A new study held by the American Heart Association proves that keeping a healthy life and a healthy heart helps in the protection of the brain. The study found that heart health is directly related to brain health.
The American Heart Association held the study based on what is called Life’s Simple Seven, a list of 7 healthy results that lead to a vigorous life. The simple seven includes managing blood pressure, controlling cholesterol, reducing blood sugar, being an active person, good feeding habits, maintaining a good weight and being a non-smoker.
Researchers tracked around 1,000 senior adults between the average age of 72 years old, mainly located in Northern Manhattan, New York City. Between the data of the subjects the authors found that 65 percent of the subjects were Hispanic descent, 19 percent were black and 16 percent white.
The participants were evaluated on Episodic Memory, Semantic Memory, Executive Function and Processing Speed. Researchers analyzed how the participants reached each of Life’s Simple Seven.
Not one of the participants managed to reach all of the seven goals, resulting in only 1 percent managed to meet six goals, 4 percent met five goals, 14 percent met four goals, 30 percent meet three goals, 33 percent met two of the goals, 15 percent only one goal and a three percent didn’t meet any of the goals.

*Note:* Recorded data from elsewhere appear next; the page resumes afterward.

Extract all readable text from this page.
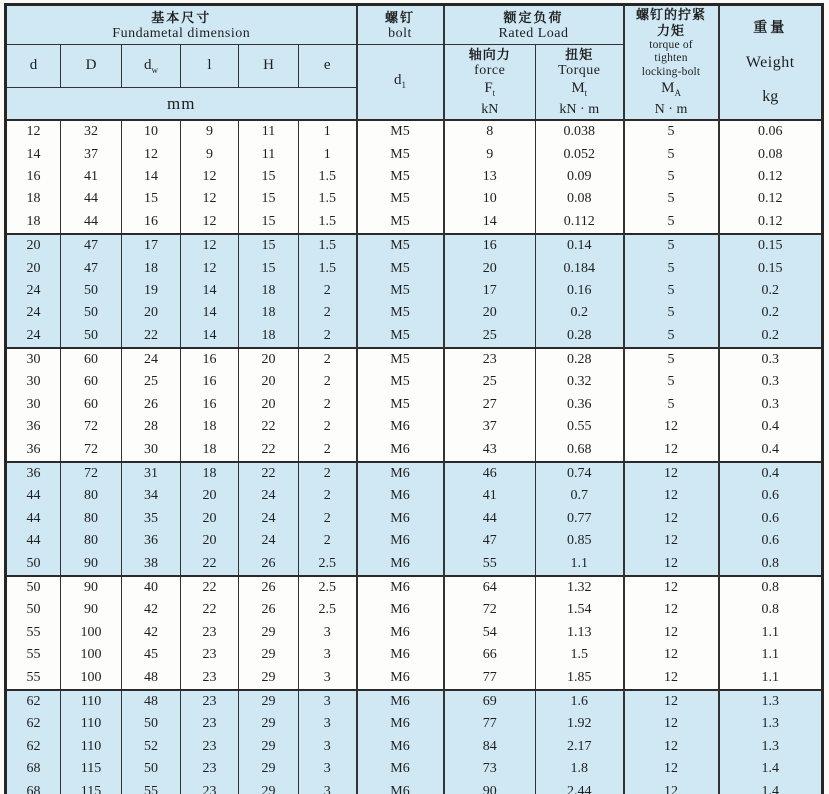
基本尺寸
Fundametal dimension

螺钉
bolt

额定负荷
Rated Load

螺钉的拧紧
力矩
torque of
tighten
locking-bolt
$M_A$
N · m

重量
Weight
kg

d	D	$d_w$	l	H	e	
$d_1$

轴向力
force
$F_t$
kN

扭矩
Torque
$M_t$
kN · m

mm										
12	32	10	9	11	1	M5	8	0.038	5	0.06
14	37	12	9	11	1	M5	9	0.052	5	0.08
16	41	14	12	15	1.5	M5	13	0.09	5	0.12
18	44	15	12	15	1.5	M5	10	0.08	5	0.12
18	44	16	12	15	1.5	M5	14	0.112	5	0.12
20	47	17	12	15	1.5	M5	16	0.14	5	0.15
20	47	18	12	15	1.5	M5	20	0.184	5	0.15
24	50	19	14	18	2	M5	17	0.16	5	0.2
24	50	20	14	18	2	M5	20	0.2	5	0.2
24	50	22	14	18	2	M5	25	0.28	5	0.2
30	60	24	16	20	2	M5	23	0.28	5	0.3
30	60	25	16	20	2	M5	25	0.32	5	0.3
30	60	26	16	20	2	M5	27	0.36	5	0.3
36	72	28	18	22	2	M6	37	0.55	12	0.4
36	72	30	18	22	2	M6	43	0.68	12	0.4
36	72	31	18	22	2	M6	46	0.74	12	0.4
44	80	34	20	24	2	M6	41	0.7	12	0.6
44	80	35	20	24	2	M6	44	0.77	12	0.6
44	80	36	20	24	2	M6	47	0.85	12	0.6
50	90	38	22	26	2.5	M6	55	1.1	12	0.8
50	90	40	22	26	2.5	M6	64	1.32	12	0.8
50	90	42	22	26	2.5	M6	72	1.54	12	0.8
55	100	42	23	29	3	M6	54	1.13	12	1.1
55	100	45	23	29	3	M6	66	1.5	12	1.1
55	100	48	23	29	3	M6	77	1.85	12	1.1
62	110	48	23	29	3	M6	69	1.6	12	1.3
62	110	50	23	29	3	M6	77	1.92	12	1.3
62	110	52	23	29	3	M6	84	2.17	12	1.3
68	115	50	23	29	3	M6	73	1.8	12	1.4
68	115	55	23	29	3	M6	90	2.44	12	1.4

While evaluating the senior patients the researchers found that the participants, at the beginning of the study who had reached more goals had an increasing brain processing speed.
The same tests were conducted in another 722 participants after the course of six years. Researchers continue to find that patients who met more of the goals possessed fewer dips in their brain processing speed. Also, patients had less deterioration in their memory and executive function (focusing, organizing, time management).
Hannah Gardener is a neurology assistant scientist at the School of Medicine at the University of Miami and is also the lead researcher of the study. Gardener affirms that maintaining normal levels in Life’s Simple Seven, not only improves heart health but also affects brain health.
“The results suggest that vascular damage and metabolic processes may be important in cognitive performance and decline late in life,” said the lead researcher in the study’s publication in the Journal of the American Heart Association.